While the proliferation of the Internet and electronc banking has provided bank customers with more flexibility and convenience, it has also meant new opportunities for increased criminal activity, including identity theft, account fraud, and money laundering. These threats have created an environment in which financial institutions must establish policies and procedures to safeguard customer information and to verify the identities of new customers.
Financial institutions engaging in Internet banking must have adequate controls to ensure effective and reliable methods for authenticating customer accounts in order to prevent money laundering, terrorist financing, fraud, and identity theft. The potential risks of conducting business with unauthorized persons include financial loss and increased reputational risk due to the improper disclosure of personal information, data corruption, fraud, or unenforceable agreements.
The Federal Financial Institutions Examination Council (FFIEC) has issued new interagency guidance in SR Letter 05-19,1 entitled Authentication in an Internet Banking Environment. The new guidance replaces the FFIEC’s Authentication in an Electronic Banking Environment issued in 2001, and it specifically addresses the need for risk-based assessments, security measures, and customer awareness to reliably authenticate customers using a financial institution’s Internet-based services. The guidance is pertinent to both retail and commercial customers, and it should be used by financial institutions when evaluating and implementing authentication systems, whether in-house or via a service provider. Financial institutions are expected to conform to these guidelines by year-end 2006.
There are a variety of technologies and methodologies for financial institutions to use to authenticate customers. Existing authentication methodologies involve three basic factors: 1) something the user knows (e.g., password, PIN); 2) something the user has (e.g., ATM card, smart card); and 3) something the user is (e.g., biometric characteristics, such as a fingerprint). The FFIEC believes that single-factor authentication is not adequate for high-risk transactions involving access to customer information or the movement of funds to other parties. An example of a single-factor authentication method is a customer logging into an account by entering a password. Multifactor authentication methods provide a stronger level of control. For instance, an Automated Teller Machine (ATM) transaction, which requires physical control of the ATM card and a Personal Identification Number (PIN), is a multifactor authentication method.

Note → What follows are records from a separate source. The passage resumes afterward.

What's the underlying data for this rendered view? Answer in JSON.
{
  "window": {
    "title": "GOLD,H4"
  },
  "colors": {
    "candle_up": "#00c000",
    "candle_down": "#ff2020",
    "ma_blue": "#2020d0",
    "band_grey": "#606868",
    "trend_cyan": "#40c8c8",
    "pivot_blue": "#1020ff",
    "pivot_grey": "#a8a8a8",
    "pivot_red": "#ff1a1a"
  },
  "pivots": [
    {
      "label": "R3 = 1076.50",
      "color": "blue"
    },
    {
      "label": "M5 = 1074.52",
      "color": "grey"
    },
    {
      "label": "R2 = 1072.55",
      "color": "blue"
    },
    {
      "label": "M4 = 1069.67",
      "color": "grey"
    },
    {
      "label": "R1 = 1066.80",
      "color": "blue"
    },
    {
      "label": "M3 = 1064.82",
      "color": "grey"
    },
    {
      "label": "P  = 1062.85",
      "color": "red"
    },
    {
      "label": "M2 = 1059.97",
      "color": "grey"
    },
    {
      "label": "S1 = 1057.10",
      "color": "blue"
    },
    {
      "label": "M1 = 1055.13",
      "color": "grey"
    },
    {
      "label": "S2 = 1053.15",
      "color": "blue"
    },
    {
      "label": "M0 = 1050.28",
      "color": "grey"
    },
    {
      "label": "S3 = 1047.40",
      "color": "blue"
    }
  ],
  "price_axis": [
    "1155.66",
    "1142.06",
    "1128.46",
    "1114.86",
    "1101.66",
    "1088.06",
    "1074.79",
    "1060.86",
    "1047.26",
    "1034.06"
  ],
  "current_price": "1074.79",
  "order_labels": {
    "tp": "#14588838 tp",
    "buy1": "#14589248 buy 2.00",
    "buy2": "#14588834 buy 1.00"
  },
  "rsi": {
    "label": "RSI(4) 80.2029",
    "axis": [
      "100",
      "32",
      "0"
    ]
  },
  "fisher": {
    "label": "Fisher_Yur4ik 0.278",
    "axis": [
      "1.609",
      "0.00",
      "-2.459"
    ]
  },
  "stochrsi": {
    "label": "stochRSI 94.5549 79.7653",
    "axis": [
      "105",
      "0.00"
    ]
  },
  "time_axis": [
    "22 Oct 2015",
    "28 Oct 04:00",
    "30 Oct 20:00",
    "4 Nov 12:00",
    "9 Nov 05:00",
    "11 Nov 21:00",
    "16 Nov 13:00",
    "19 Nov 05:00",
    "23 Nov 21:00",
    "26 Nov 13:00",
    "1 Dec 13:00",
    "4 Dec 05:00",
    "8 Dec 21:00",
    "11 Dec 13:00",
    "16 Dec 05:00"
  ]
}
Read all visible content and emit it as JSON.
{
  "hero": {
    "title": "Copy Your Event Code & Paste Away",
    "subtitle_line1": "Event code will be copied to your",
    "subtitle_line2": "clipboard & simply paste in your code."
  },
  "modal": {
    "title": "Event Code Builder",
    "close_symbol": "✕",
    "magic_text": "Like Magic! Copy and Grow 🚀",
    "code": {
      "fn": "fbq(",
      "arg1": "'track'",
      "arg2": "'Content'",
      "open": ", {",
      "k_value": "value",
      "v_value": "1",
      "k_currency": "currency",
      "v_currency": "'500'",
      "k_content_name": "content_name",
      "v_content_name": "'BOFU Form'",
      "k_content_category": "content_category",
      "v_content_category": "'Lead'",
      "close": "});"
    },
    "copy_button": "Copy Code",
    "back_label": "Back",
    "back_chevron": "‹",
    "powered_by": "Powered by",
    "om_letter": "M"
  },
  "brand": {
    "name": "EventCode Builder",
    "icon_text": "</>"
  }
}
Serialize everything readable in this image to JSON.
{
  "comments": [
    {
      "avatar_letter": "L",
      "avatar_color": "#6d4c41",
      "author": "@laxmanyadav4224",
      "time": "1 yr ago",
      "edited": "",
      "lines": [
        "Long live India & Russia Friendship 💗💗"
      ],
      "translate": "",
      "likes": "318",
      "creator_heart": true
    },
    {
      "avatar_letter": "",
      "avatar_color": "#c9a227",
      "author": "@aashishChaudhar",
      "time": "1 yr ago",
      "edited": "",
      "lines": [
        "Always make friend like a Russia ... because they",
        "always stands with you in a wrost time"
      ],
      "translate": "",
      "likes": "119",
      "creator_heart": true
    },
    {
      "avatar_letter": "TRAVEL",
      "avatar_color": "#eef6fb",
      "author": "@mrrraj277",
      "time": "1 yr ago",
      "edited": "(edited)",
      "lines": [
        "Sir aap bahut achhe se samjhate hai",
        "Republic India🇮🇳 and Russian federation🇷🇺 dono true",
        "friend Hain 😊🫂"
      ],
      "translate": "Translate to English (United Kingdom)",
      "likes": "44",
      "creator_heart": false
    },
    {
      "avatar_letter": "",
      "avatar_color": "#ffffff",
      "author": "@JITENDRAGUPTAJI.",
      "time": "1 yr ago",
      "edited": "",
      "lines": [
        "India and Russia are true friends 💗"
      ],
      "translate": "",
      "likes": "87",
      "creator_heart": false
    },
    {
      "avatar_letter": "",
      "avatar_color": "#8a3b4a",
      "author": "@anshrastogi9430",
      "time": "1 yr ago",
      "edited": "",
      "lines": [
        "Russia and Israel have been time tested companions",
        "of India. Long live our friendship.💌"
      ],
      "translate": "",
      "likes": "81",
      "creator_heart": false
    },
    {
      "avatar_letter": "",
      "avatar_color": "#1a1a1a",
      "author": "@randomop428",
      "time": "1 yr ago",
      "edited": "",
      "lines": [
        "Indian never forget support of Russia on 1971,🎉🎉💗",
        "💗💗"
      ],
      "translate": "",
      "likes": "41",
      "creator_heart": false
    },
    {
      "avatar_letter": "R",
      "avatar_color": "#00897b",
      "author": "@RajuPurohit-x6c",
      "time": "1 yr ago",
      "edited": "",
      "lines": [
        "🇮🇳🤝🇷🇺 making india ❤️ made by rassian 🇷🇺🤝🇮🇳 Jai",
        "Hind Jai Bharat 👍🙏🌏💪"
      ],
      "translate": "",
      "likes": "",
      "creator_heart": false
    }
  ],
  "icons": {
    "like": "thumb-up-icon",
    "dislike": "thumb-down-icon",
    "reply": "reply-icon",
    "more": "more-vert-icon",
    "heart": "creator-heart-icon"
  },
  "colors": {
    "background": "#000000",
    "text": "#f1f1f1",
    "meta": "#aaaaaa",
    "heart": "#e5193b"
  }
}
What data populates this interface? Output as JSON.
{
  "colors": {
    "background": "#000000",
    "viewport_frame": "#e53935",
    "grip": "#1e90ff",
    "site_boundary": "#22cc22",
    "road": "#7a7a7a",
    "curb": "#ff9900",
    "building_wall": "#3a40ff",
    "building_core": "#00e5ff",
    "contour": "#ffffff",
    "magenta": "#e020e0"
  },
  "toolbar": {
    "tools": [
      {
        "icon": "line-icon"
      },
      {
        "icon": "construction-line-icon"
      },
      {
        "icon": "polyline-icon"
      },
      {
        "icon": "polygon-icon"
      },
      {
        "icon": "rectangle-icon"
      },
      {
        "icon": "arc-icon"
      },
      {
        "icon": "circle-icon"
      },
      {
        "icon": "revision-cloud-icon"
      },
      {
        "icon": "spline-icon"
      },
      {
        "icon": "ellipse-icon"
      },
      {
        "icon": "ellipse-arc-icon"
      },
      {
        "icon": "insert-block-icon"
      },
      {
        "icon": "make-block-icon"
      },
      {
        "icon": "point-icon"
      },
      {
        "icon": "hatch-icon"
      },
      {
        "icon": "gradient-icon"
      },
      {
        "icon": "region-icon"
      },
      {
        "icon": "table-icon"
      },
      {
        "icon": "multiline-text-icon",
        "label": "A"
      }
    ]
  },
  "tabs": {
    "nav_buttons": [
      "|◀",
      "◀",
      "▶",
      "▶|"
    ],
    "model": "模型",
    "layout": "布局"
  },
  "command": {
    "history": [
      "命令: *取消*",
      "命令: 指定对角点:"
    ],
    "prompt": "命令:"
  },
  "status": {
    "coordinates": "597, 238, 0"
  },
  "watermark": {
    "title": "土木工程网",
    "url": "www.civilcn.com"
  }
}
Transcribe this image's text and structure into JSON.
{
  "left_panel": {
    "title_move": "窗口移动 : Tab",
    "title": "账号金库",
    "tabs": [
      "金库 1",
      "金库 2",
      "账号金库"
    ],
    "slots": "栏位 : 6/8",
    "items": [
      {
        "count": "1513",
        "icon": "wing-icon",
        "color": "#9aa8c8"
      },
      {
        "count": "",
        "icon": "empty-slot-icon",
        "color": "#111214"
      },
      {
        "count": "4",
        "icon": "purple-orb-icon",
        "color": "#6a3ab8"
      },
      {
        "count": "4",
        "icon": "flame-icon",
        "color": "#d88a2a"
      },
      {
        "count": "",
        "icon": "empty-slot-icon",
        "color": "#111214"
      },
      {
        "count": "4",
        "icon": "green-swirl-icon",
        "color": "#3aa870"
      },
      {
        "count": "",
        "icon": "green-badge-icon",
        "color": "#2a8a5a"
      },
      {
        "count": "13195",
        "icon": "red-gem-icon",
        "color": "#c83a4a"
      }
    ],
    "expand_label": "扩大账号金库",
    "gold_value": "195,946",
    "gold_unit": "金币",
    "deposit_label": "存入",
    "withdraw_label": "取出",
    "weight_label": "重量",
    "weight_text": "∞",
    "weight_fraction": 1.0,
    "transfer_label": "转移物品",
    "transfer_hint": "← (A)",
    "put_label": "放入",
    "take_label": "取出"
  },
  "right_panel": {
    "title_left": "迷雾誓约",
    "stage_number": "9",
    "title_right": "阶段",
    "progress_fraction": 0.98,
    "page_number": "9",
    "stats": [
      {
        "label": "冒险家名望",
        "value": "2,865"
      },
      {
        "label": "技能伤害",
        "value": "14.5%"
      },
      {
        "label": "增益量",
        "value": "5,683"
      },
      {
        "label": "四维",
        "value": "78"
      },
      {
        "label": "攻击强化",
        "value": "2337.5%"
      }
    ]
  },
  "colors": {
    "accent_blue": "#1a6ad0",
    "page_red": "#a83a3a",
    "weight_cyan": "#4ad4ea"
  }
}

Financial institutions should begin with a risk assessment of their Internet banking systems, focusing on the sensitivity of customer information, type of accounts, transactional capabilities, and transaction volumes. The type of authentication process should correspond with the level of risk related to the information and transactions.
Account Origination and Customer Verification
Financial institutions need to have adequate controls in place to verify customer identities. Moreover, customer identity verification during account origination is required by Section 326 of the USA PATRIOT Act, and it is important for reducing identity theft, fraudulent account applications, and unenforceable account agreements and transactions.
Monitoring and Reporting
In addition to preventive controls, institutions should have detective controls that can determine whether there has been unauthorized access to computer systems and customer accounts and that can analyze customer accounts to identify suspicious activities. Also, financial institutions should report suspicious activities to the appropriate regulatory and law enforcement agencies as required by the Bank Secrecy Act.
Financial institutions must continue their efforts to educate customers, because customer education is a key defense against fraud and identity theft. Financial institutions can use a variety of methods to evaluate their customer education efforts by tracking the number of clicks on information security websites, the number of direct mail communications, and the actual losses due to identity theft at the institution.
A financial institution engaging in Internet banking must have adequate policies, procedures, and controls to reliably authenticate customers accessing its Internet-based services to prevent money laundering, terrorist financing, fraud, and identity theft. Risk-based assessments, security measures to reliably authenticate banking resources via the Internet, and customer awareness must be included in an institution’s arsenal of defense against unauthorized transactions.
The views expressed in this article are those of the author and are not necessarily those of this Reserve Bank or the Federal Reserve System.